Vidéo Baziz Chibane - La Voix du Nord

« La première vache est entrée toute seule sur le manège de traite, sans aucun stress. J’en ai pleuré, après tout ce travail et toutes ces histoires… ». Michel Welter dirige aujourd’hui le projet agricole le plus contesté de France, celui des 1000 vaches, né dans l’esprit de Michel Ramery, capitaine d’industrie du bâtiment dans le Nord, dont le père était fermier à Erquinghem-Lys, près de Lille. Un dirigeant qui a dû se battre contre une opposition de trois ans, résolue à faire obstacle à cette industrialisation du lait, encore inédite en France, le pays des verts pâturages et des petites étables de la ruralité profonde.

Et le débat fait rage. Le premier litre de lait est sorti de la « ferme-usine » dans la nuit du 15 septembre, encore avant le petit jour et sous haute surveillance policière. Un lait qui faillit bouillir ! Michel Ramery était présent à la première traite. Ils étaient une poignée à voir avec lui les 133 vaches faire leur travail derrière la toute première, 133 vaches venues des élevages pilotés dans le secteur d’Abbeville par les neuf associés de la société civile Lait-pi-carde, dont deux fermes appartenant à Michel Ramery. Le bilan, déjà ? Trois animaux de perdus pendant le transport, beaucoup de stress et au final un acte fondateur d’un élevage laitier qui passe à l’ère industrielle contre les préconisations de la nouvelle politique agricole du ministre de l’agriculture, grand écouteur de l’opinion publique…

Alors quoi ? Le changement de dimension fut vécu dans la presque stricte intimité, les opposants étant confinés dehors par une escorte de CRS. Une heure aura suffi pour traire les 133 premières vaches, elles sont environ 400 aujourd’hui, la ferme étant configurée – restreinte après arbitrage gouvernemental – à en accueillir 500 (sans les génisses et les veaux). Au-delà, il faudra retravailler un dossier, repartir en procédure et sans doute mener une nouvelle enquête publique.

On n’en est pas encore là, même si les choses vont vite. Objectif 30 litres par vache et par jour en moyenne, contre 25 litres ces jours-ci, c’est déjà beaucoup mais insuffisant. Le manège géant est capable d’en traire 300 à l’heure trois fois par jour, c’est une cadence proprement industrielle. Déjà plus de 8 000 litres de lait sortent de Drucat chaque jour, Michel Welter en espérant 27 000 avec 1 000 vaches.

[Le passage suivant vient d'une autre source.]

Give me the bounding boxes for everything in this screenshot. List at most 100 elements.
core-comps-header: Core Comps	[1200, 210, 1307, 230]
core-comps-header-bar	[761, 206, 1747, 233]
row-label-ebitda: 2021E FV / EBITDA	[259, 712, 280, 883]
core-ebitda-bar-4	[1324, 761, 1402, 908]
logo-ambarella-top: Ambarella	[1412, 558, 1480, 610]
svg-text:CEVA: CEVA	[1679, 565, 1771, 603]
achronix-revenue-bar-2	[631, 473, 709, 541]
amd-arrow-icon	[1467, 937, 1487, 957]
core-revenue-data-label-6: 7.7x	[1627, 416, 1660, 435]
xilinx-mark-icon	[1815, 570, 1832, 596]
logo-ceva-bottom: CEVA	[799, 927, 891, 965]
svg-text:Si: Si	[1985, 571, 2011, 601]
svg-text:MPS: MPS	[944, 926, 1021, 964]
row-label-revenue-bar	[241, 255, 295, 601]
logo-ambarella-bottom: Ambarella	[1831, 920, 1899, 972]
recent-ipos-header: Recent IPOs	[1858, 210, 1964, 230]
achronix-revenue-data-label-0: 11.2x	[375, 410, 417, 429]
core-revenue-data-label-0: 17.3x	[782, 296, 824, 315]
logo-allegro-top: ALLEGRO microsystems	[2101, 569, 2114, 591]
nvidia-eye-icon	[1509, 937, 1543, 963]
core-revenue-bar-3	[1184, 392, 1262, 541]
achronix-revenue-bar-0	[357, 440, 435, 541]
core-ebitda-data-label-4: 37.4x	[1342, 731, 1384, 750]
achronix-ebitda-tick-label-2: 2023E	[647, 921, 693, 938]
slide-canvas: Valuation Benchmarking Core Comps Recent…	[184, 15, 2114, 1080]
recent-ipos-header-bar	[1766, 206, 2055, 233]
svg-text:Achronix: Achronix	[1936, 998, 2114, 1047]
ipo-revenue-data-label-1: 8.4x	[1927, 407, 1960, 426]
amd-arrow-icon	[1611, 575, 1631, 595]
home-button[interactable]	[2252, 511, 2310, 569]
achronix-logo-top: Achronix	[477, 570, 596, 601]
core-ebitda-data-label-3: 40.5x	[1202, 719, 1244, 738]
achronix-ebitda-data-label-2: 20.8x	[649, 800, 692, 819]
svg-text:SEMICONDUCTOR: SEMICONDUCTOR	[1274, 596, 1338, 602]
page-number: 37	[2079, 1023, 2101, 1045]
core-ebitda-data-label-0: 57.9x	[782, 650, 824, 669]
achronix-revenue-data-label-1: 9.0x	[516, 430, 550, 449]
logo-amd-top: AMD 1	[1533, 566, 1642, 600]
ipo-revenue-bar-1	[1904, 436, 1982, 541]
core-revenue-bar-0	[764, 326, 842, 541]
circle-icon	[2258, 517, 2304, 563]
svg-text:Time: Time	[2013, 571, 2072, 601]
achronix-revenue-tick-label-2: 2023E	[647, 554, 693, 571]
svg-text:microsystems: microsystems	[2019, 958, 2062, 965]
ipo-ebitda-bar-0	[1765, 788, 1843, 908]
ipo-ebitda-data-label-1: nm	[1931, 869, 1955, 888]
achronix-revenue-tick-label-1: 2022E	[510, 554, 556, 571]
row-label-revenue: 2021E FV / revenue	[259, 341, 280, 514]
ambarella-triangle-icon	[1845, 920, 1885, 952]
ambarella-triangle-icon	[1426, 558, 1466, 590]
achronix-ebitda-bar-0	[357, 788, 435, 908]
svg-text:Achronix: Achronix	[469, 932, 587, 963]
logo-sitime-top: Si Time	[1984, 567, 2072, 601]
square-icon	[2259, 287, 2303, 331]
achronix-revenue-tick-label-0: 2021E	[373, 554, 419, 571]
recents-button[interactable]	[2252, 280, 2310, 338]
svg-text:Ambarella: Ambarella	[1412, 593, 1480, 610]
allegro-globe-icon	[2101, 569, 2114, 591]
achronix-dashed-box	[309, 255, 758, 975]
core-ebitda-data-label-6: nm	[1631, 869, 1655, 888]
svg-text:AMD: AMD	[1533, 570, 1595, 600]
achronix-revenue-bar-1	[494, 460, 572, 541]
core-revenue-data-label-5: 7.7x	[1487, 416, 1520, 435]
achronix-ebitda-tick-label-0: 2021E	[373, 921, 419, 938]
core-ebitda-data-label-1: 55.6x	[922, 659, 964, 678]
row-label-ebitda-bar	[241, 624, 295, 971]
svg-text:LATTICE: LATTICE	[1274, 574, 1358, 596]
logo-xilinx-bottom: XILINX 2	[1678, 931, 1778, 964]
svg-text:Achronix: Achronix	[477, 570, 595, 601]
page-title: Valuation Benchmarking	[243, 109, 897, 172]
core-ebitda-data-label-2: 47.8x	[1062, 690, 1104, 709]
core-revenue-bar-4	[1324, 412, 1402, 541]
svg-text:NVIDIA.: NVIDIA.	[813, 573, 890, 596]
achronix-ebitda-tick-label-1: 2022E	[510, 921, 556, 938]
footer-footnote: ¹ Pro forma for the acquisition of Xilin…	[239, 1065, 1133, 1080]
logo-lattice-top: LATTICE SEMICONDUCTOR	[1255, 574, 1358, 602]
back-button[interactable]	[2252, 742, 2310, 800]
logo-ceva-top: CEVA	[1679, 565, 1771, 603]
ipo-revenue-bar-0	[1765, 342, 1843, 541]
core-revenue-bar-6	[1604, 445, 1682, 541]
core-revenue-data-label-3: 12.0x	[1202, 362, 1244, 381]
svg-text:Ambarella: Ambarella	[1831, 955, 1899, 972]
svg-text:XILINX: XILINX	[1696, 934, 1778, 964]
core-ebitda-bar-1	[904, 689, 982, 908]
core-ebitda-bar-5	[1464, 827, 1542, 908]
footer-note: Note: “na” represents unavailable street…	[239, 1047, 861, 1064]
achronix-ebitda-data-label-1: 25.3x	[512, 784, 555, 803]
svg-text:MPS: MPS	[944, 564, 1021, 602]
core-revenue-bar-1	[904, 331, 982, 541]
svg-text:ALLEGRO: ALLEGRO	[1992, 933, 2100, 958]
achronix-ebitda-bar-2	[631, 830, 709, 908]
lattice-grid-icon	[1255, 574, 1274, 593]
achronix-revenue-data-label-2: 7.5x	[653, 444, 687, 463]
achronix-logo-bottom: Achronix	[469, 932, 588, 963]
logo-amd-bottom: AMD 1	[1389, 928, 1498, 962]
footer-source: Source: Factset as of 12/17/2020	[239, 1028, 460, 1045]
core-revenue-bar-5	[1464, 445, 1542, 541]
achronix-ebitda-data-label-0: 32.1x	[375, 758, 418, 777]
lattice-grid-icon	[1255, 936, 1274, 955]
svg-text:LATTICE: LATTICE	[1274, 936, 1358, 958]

Reste ce que nous avons vu. Pas franchement le pire des univers concentrationnaires, mais des conditions d’élevage proprement hors normes. La ferme est immense, presque trois terrains de football. Elle est ouverte au vent (« pour éviter les odeurs »). Les animaux ne sont pas attachés et disposent, ratio établi, de 11 m2 d’espace par tête. Des bâches sont pilotées par une station météo pour les protéger de la pluie ou des vents trop violents. Les bêtes ne verront jamais un brin d’herbe, elles ne danseront jamais pour aller au pré. Vache de vie.